Poszczególne wywiady przeprowadzone zostały, jak się domyślam, osobno, ale Grzegorz Chlasta zredagował je tak, że przeplatają się ze sobą – i to bardzo sprawnie, tok narracji nie jest bowiem jakoś przerywany, nie sprawia też wrażenia chaosu. Po zapoznaniu się z backgroundem Sienkiewicza, Brochwicza i Niemczyka oraz opowieściami o ich opozycyjnej działalności przeczytać możemy o pracy Ministerstwa Spraw Wewnętrznych oraz Urzędu Ochrony Państwa w pierwszych latach III Rzeczypospolitej. Praca w służbach specjalnych okazała się może nie tak spektakularna jak w filmach o Jamesie Bondzie, ani tak zawikłana jak w powieściach o George’u Smileyu, nie oznacza to jednak, że nie była ciekawym doświadczeniem. Poznajemy wiele szczegółów dotyczących tematów po dziś dzień budzących emocje, jak np. palenie akt (popkulturowe odniesienia na przykładzie filmu Psy również zostają omówione) czy też weryfikacja funkcjonariuszy dawnej SB – tu pojawia się myśl, że być może lepszym rozwiązaniem byłaby budowa służb całkowicie od nowa. Możemy też zapoznać się z sukcesami kontrwywiadowczymi w postaci wykrycia zagranicznych agentów (co może czytelnika zaskoczyć, najwięcej zdemaskowanych „kretów” pracowało dla wywiadu… niemieckiego).
Inne tematy poruszane w książce mogą budzić jeszcze większe kontrowersje, wiążą się bowiem ściśle z bieżącą polityką. Mam tu na myśli np. „instrukcję 0015” (domniemaną inwigilację prawicowej opozycji), tzw. aferę Oleksego, słynną „szafę Lesiaka” czy też wybory prezydenckie 2005 roku (niektórzy sugerują, że powodem wycofania się Włodzimierza Cimoszewicza z kampanii była intryga służb specjalnych, za którą stał Brochwicz). Rozmówcy red. Chlasty nie boją się poruszać tych tematów, trzeba jednak mieć na uwadze, że prezentują ich obraz korzystny dla siebie i swojego środowiska – do czego prawa oczywiście nie można im odmówić, ale należy potraktować prezentowane przez nich opinie z większym dystansem i krytycyzmem. Przeprowadzającemu wywiad trzeba jednak oddać, że w wielu miejscach jest bardzo dociekliwy.

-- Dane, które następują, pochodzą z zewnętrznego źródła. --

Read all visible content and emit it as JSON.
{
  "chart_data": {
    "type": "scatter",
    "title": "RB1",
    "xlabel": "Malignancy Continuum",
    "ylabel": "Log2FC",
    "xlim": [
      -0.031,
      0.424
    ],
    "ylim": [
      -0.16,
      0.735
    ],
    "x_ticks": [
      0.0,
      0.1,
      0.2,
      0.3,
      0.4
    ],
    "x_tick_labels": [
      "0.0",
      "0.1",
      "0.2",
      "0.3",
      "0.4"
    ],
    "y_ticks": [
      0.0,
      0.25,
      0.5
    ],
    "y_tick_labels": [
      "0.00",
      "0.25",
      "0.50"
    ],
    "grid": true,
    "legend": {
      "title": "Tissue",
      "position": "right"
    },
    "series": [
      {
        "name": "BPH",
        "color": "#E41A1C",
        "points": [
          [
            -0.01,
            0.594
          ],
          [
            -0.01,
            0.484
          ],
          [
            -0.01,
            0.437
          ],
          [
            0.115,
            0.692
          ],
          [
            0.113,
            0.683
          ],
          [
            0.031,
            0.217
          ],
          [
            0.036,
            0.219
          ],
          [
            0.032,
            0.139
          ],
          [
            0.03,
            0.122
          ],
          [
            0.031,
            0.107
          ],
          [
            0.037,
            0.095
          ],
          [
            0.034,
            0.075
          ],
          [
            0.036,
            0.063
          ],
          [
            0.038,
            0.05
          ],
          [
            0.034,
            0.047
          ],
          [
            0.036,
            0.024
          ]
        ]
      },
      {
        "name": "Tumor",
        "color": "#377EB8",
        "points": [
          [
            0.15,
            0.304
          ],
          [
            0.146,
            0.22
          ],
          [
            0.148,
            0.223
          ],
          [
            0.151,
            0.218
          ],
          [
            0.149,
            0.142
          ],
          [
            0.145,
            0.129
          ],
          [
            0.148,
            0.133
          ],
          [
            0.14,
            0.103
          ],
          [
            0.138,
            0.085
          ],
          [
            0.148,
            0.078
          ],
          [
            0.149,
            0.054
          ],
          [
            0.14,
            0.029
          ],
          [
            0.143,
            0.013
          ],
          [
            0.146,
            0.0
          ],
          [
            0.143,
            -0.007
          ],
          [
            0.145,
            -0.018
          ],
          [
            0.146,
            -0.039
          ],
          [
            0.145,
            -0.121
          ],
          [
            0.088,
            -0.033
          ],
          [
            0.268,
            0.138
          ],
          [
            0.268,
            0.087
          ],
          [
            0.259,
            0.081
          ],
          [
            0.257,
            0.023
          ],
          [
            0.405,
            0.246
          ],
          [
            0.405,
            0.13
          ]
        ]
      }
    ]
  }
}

Subiektywizm ten jest w przypadku książki o takim charakterze rzeczą naturalną. Mamy bowiem do czynienia z wywiadem, a można nawet zaryzykować stwierdzenie, że z pozycją z zakresu oral history – gdzie bardziej od dociekań w celu ustalenia obiektywnego stanu faktycznego liczy się oddanie odczuć konkretnych jednostek. Zresztą dzięki temu możemy lepiej poznać bohaterów książki, ich charaktery i poglądy. I tak za najbardziej konserwatywnego z rozmówców uznać należy ministra Sienkiewicza, sam zresztą podkreśla, że poglądy w duchu stańczykowskim są mu znacznie bliższe niż model patriotyzmu kojarzony z nazwiskiem jego przodka-noblisty. Znacznie bardziej liberalne zapatrywania zdaje się mieć Piotr Niemczyk, choć jest wnukiem konserwatywnego działacza i publicysty historycznego Stanisława Cata-Mackiewicza – zresztą bardzo ciekawie opowiada podczas wywiadu o dziadku i jego bracie, wybitnym pisarzu Józefie Mackiewiczu.
Reasumując, książkę mogę polecić wszystkim zainteresowanym historią po 1989 roku oraz pracą służb specjalnych. Na pewno zawiera ona wiele wartościowych (i wcześniej nieznanych) informacji. Niektórzy za wadę pozycji mogą uznać jej subiektywizm, o którym wspominałem, jednak uważam, że jest on naturalny – nieodłącznie związany z takim, a nie innym charakterem publikacji.